Both the Michigan State Police and the Prosecuting Attorneys Association of Michigan testified in favor of updating the existing laws, which would now expand an officer’s ability to identify a drugged driver, and to enforce the law.
According to St. Clair County State Representative Dan Lauwers, who introduced the legislation, “We’re really bringing the consequences for driving under the influence of drugs to be on par with the consequences of driving under the influence of alcohol.” He also said that incidents of people driving while under the influence of drugs are about as common as drunk driving, but the courts haven’t been treating the crime in the same way.
Under the new legislation, a person convicted of drugged driving will have their name entered into a statewide law enforcement database that will be available to police officers during traffic stops. Additionally, officers can now conduct Breathalyzer tests and require a driver to perform roadside sobriety tests if they are suspected of drugged driving.
Drivers who fail, or refuse to undergo the chemical tests, would be at risk for having their licenses confiscated and may be issued a temporary permit pending a conviction. Additionally, they would receive a conditional bond, which only allows a person release from jail under a strict set of parameters that limit certain activities, in the same way that a drunk driver could be released on a conditional bond that forbids them to consume any alcohol.
The new law also provides for updated penalties for people convicted of drugged driving. For example, under certain circumstances a convicted drugged driver could have their license confiscated or destroyed.

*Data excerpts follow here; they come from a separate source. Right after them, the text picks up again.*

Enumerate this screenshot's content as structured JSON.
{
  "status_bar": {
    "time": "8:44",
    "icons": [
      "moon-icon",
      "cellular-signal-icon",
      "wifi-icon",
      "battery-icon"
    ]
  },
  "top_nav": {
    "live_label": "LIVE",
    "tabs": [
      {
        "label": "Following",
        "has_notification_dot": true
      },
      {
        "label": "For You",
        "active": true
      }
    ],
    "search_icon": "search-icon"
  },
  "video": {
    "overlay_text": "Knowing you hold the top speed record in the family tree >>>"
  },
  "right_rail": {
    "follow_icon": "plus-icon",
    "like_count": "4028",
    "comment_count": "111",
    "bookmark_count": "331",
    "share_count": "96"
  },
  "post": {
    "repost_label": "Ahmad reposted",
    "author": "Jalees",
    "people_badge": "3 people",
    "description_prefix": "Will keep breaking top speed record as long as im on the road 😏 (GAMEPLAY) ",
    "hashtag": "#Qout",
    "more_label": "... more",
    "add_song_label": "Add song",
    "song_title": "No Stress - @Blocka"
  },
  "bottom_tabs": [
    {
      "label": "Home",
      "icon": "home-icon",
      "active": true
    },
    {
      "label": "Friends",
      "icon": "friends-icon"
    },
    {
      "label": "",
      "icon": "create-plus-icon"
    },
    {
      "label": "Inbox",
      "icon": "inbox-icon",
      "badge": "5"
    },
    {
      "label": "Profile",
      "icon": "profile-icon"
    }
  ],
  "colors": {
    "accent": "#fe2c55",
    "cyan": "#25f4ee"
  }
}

“Drugged drivers are just as dangerous as drunken drivers, but under current law motorists who are high on drugs are able to keep driving with multiple offenses. We’ve approved a common-sense reform that helps protect all motorists by taking these repeat offenders off the streets,” said Lauwers.
But while two bills were passed, a third was left behind in committee. Bill 5384 proposed to allow authorities the ability to conduct roadside mouth swabs, which test saliva for traces of controlled substances like marijuana, heroin, methamphetamines and cocaine.
However, several medical marijuana advocates and civil rights groups spoke out against the proposed legislation, voicing concerns that the technology had not yet been proven in independent testing and may infringe on the rights of legal medical marijuana users.
Lauwers did propose an amended version of Bill 5384 which would have limited the roadside saliva swab testing, suggesting instead that a pilot program be put in place. But the House Judiciary Committee elected not to vote on this particular bill when it advanced the others to the floor. The bills now move to the Senate for consideration.